Depois de lançar a ameaça na semana passada, os sindicatos CCOO, UGT e da OSU vai apresentar esta tarde no aviso do Ministério do Trabalho para uma greve contra a privatização da AENA para 22 dias, incluindo datas-chave da Páscoa e as férias de verão. No entanto, uma vez que o órgão do Ministério Público de confiança que, desde mais de um mês e meio de tempo até o primeiro dia de greve ainda é possível chegar a um acordo e parar com os ataques. De fato, o chefe de departamento, Joseph White, anunciou no meio da manhã que pretende convocar uma reunião quinta-feira com representantes dos trabalhadores.
Em particular, os sindicatos vão deixar de cinco dias do mês de Abril, incluindo a Quarta, Quinta e Domingo de Páscoa, cinco de maio, 03 de junho, 06 de julho e três de agosto. As greves, que são chamados de cerca de 10.500 dos 12.500 trabalhadores do órgão público, complicam o trânsito de passageiros nos aeroportos, e que envolva o pessoal na divisão de operações, que são responsáveis para autorizar os movimentos planos de chão ou atribuir portas, bem como os responsáveis pela sinalização, o autor da famosa Siga-me (siga-me), ou mesmo incêndio.
Pelo contrário, há serviços que não são afectados, mais de 2.000 motoristas que, embora eles também são funcionários AENA são agrupados em outro sindicato (USCA), ou o tratamento, que são serviços de terra para as companhias em que incluindo os drivers de bagagem ou de ônibus, entre outros, e que as empresas privadas fazem. Em qualquer caso, o diretor-geral da AENA, Juan Lema, já advertiu que a greve poderia afetar seriamente a indústria do turismo em um momento crítico para a recuperação, pelo que reafirmou que está confiante que pode estender a garantia de condições de trabalho dos empregados do grupo "possível" uma vez que a privatização se concretize.

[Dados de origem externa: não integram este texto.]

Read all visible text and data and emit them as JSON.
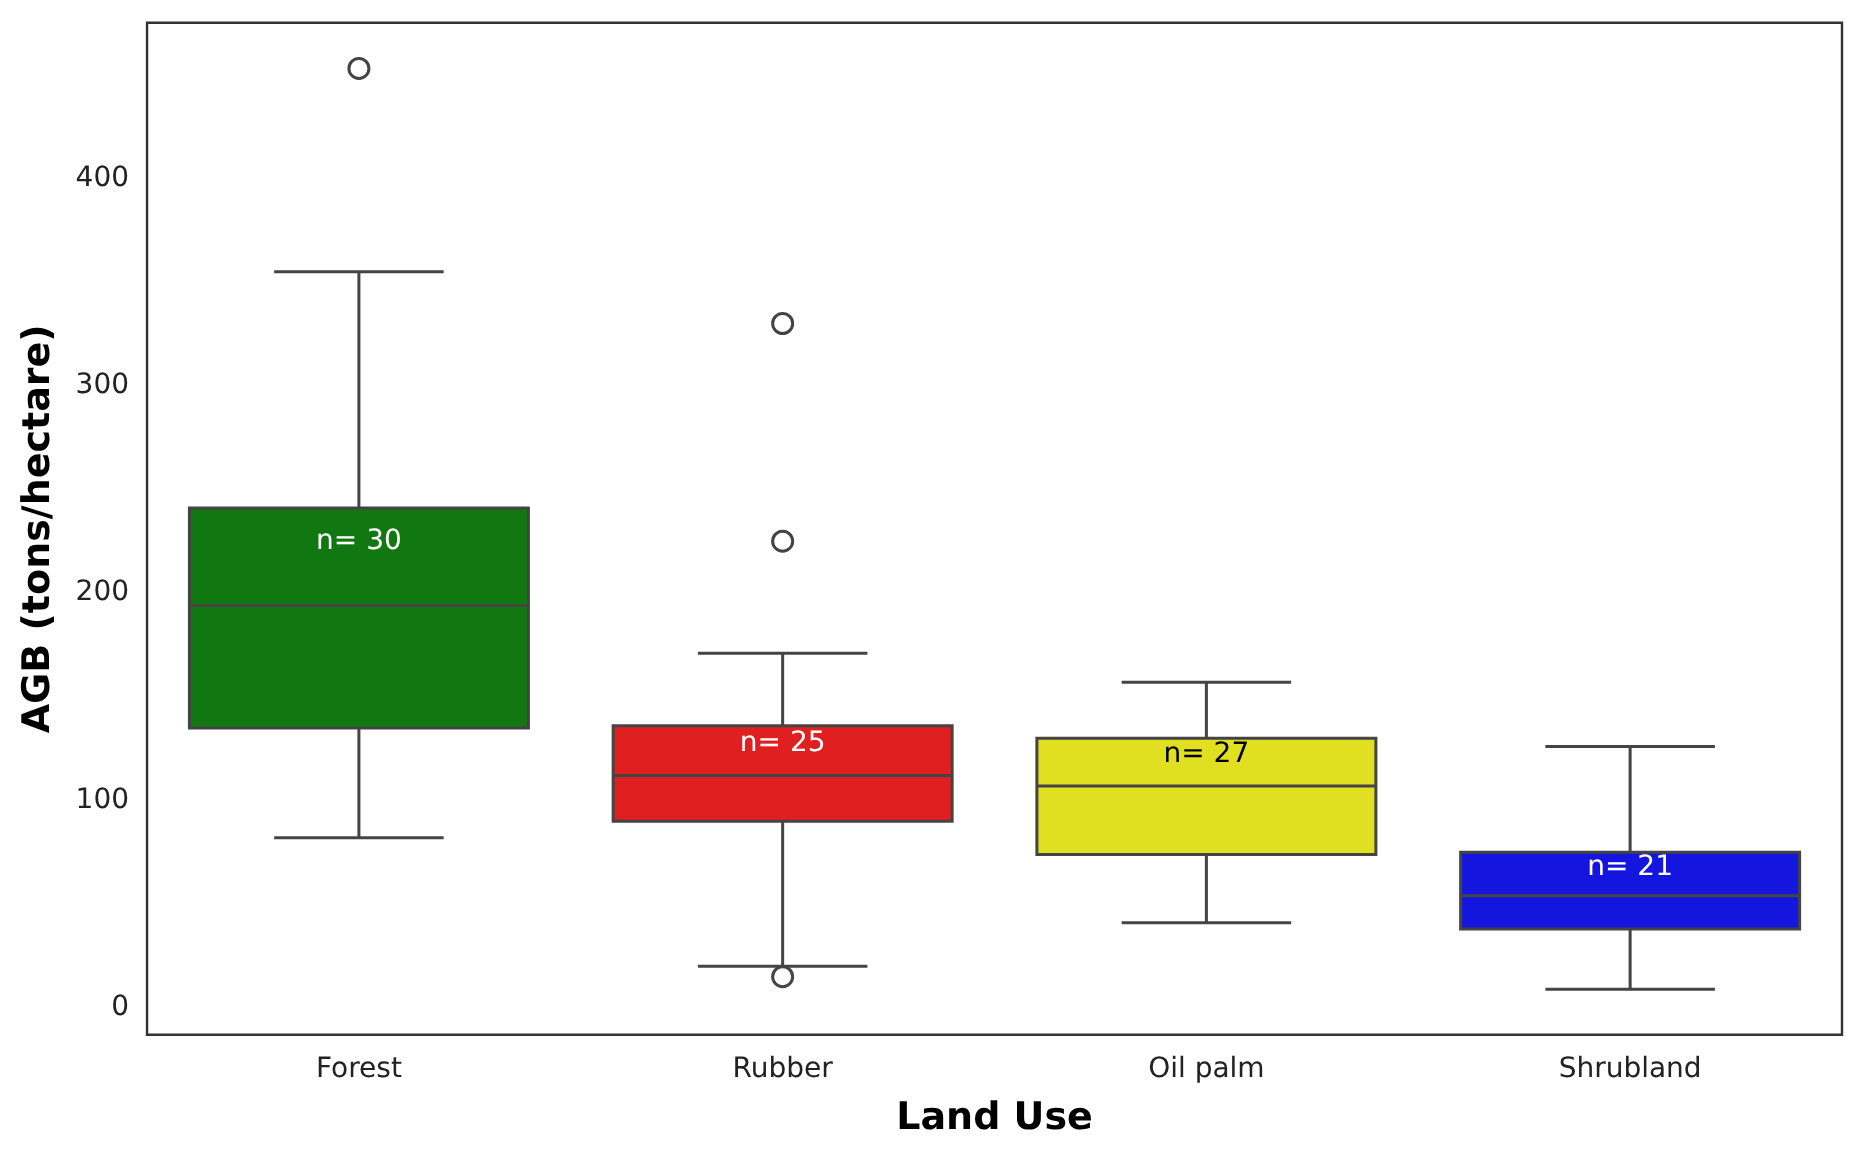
{
  "chart_data": {
    "type": "box",
    "xlabel": "Land Use",
    "ylabel": "AGB (tons/hectare)",
    "categories": [
      "Forest",
      "Rubber",
      "Oil palm",
      "Shrubland"
    ],
    "colors": [
      "#117711",
      "#e02020",
      "#e0e020",
      "#1515e0"
    ],
    "boxes": [
      {
        "low": 82,
        "q1": 135,
        "median": 194,
        "q3": 241,
        "high": 355,
        "outliers": [
          453
        ]
      },
      {
        "low": 20,
        "q1": 90,
        "median": 112,
        "q3": 136,
        "high": 171,
        "outliers": [
          330,
          225,
          15
        ]
      },
      {
        "low": 41,
        "q1": 74,
        "median": 107,
        "q3": 130,
        "high": 157
      },
      {
        "low": 9,
        "q1": 38,
        "median": 54,
        "q3": 75,
        "high": 126
      }
    ],
    "annotations": [
      "n= 30",
      "n= 25",
      "n= 27",
      "n= 21"
    ],
    "ylim": [
      -13,
      475
    ],
    "yticks": [
      0,
      100,
      200,
      300,
      400
    ],
    "grid": false,
    "legend": false
  }
}
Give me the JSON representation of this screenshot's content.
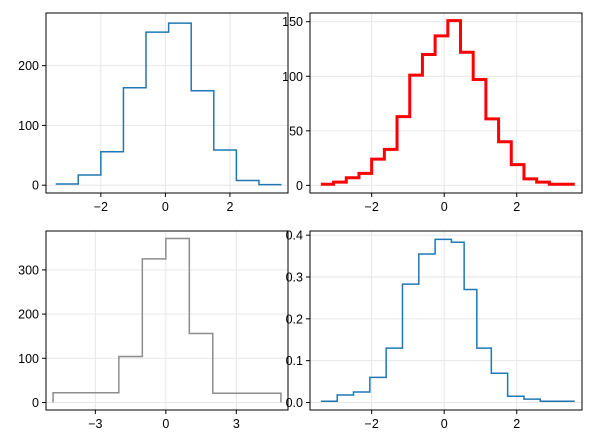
{
  "chart_data": [
    {
      "type": "histogram",
      "title": "",
      "xlabel": "",
      "ylabel": "",
      "xlim": [
        -3.7,
        3.8
      ],
      "ylim": [
        -13,
        288
      ],
      "xticks": [
        {
          "v": -2,
          "label": "−2"
        },
        {
          "v": 0,
          "label": "0"
        },
        {
          "v": 2,
          "label": "2"
        }
      ],
      "yticks": [
        {
          "v": 0,
          "label": "0"
        },
        {
          "v": 100,
          "label": "100"
        },
        {
          "v": 200,
          "label": "200"
        }
      ],
      "grid": true,
      "series": [
        {
          "color": "#1f77b4",
          "stroke_width": 1.5,
          "edges": [
            -3.4,
            -2.7,
            -2.0,
            -1.3,
            -0.6,
            0.1,
            0.8,
            1.5,
            2.2,
            2.9,
            3.6
          ],
          "counts": [
            2,
            17,
            56,
            163,
            256,
            271,
            158,
            59,
            8,
            1
          ]
        }
      ]
    },
    {
      "type": "histogram",
      "title": "",
      "xlabel": "",
      "ylabel": "",
      "xlim": [
        -3.7,
        3.8
      ],
      "ylim": [
        -7,
        158
      ],
      "xticks": [
        {
          "v": -2,
          "label": "−2"
        },
        {
          "v": 0,
          "label": "0"
        },
        {
          "v": 2,
          "label": "2"
        }
      ],
      "yticks": [
        {
          "v": 0,
          "label": "0"
        },
        {
          "v": 50,
          "label": "50"
        },
        {
          "v": 100,
          "label": "100"
        },
        {
          "v": 150,
          "label": "150"
        }
      ],
      "grid": true,
      "series": [
        {
          "color": "#ff0000",
          "stroke_width": 3,
          "edges": [
            -3.4,
            -3.05,
            -2.7,
            -2.35,
            -2.0,
            -1.65,
            -1.3,
            -0.95,
            -0.6,
            -0.25,
            0.1,
            0.45,
            0.8,
            1.15,
            1.5,
            1.85,
            2.2,
            2.55,
            2.9,
            3.25,
            3.6
          ],
          "counts": [
            1,
            3,
            7,
            11,
            24,
            33,
            63,
            101,
            120,
            137,
            151,
            122,
            97,
            61,
            40,
            19,
            6,
            3,
            1,
            1
          ]
        }
      ]
    },
    {
      "type": "histogram",
      "title": "",
      "xlabel": "",
      "ylabel": "",
      "xlim": [
        -5.1,
        5.2
      ],
      "ylim": [
        -17,
        388
      ],
      "xticks": [
        {
          "v": -3,
          "label": "−3"
        },
        {
          "v": 0,
          "label": "0"
        },
        {
          "v": 3,
          "label": "3"
        }
      ],
      "yticks": [
        {
          "v": 0,
          "label": "0"
        },
        {
          "v": 100,
          "label": "100"
        },
        {
          "v": 200,
          "label": "200"
        },
        {
          "v": 300,
          "label": "300"
        }
      ],
      "grid": true,
      "series": [
        {
          "color": "#8c8c8c",
          "stroke_width": 1.5,
          "drop_to_zero": true,
          "edges": [
            -4.8,
            -2.0,
            -1.0,
            0.0,
            1.0,
            2.0,
            4.9
          ],
          "counts": [
            22,
            104,
            325,
            371,
            156,
            21
          ]
        }
      ]
    },
    {
      "type": "histogram",
      "title": "",
      "xlabel": "",
      "ylabel": "",
      "xlim": [
        -3.7,
        3.8
      ],
      "ylim": [
        -0.018,
        0.41
      ],
      "xticks": [
        {
          "v": -2,
          "label": "−2"
        },
        {
          "v": 0,
          "label": "0"
        },
        {
          "v": 2,
          "label": "2"
        }
      ],
      "yticks": [
        {
          "v": 0,
          "label": "0.0"
        },
        {
          "v": 0.1,
          "label": "0.1"
        },
        {
          "v": 0.2,
          "label": "0.2"
        },
        {
          "v": 0.3,
          "label": "0.3"
        },
        {
          "v": 0.4,
          "label": "0.4"
        }
      ],
      "grid": true,
      "series": [
        {
          "color": "#1f77b4",
          "stroke_width": 1.5,
          "edges": [
            -3.4,
            -2.95,
            -2.5,
            -2.05,
            -1.6,
            -1.15,
            -0.7,
            -0.25,
            0.2,
            0.55,
            0.9,
            1.3,
            1.75,
            2.2,
            2.65,
            3.1,
            3.6
          ],
          "counts": [
            0.003,
            0.018,
            0.025,
            0.06,
            0.13,
            0.283,
            0.355,
            0.39,
            0.383,
            0.27,
            0.13,
            0.07,
            0.015,
            0.008,
            0.003,
            0.003
          ]
        }
      ]
    }
  ]
}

Os sindicatos de papel chamado de greve em 20, 21, 24, 25 e 30 de Abril, 2, 14, 15, 19 e 20 de Maio, 13, 23 e 30 de Junho e 1, 2, 3, 4, 15 e 31 de Julho. Eles também anunciaram greves para 1, 15 e 31 de Agosto. No entanto, o documento também pede para as negociações e ressaltou que não há tempo "suficiente" para evitar uma greve.
A chamada, que afeta os 47 aeroportos da rede AENA, respondendo às preocupações sobre a perda de direitos quando ocorre a privatização de 49% do operador do aeroporto. A primeira fase da privatização foi a criação do aeroporto, AENA empresa e, em seguida, espera-se que Prat e aeroportos de Barajas são geridos por uma empresa privada.
Além disso, o anúncio da greve vem, apesar de um acordo para a V Convenção de trabalhadores do grupo A AENA é a primeira convenção do novo grupo resultante após a privatização parcial.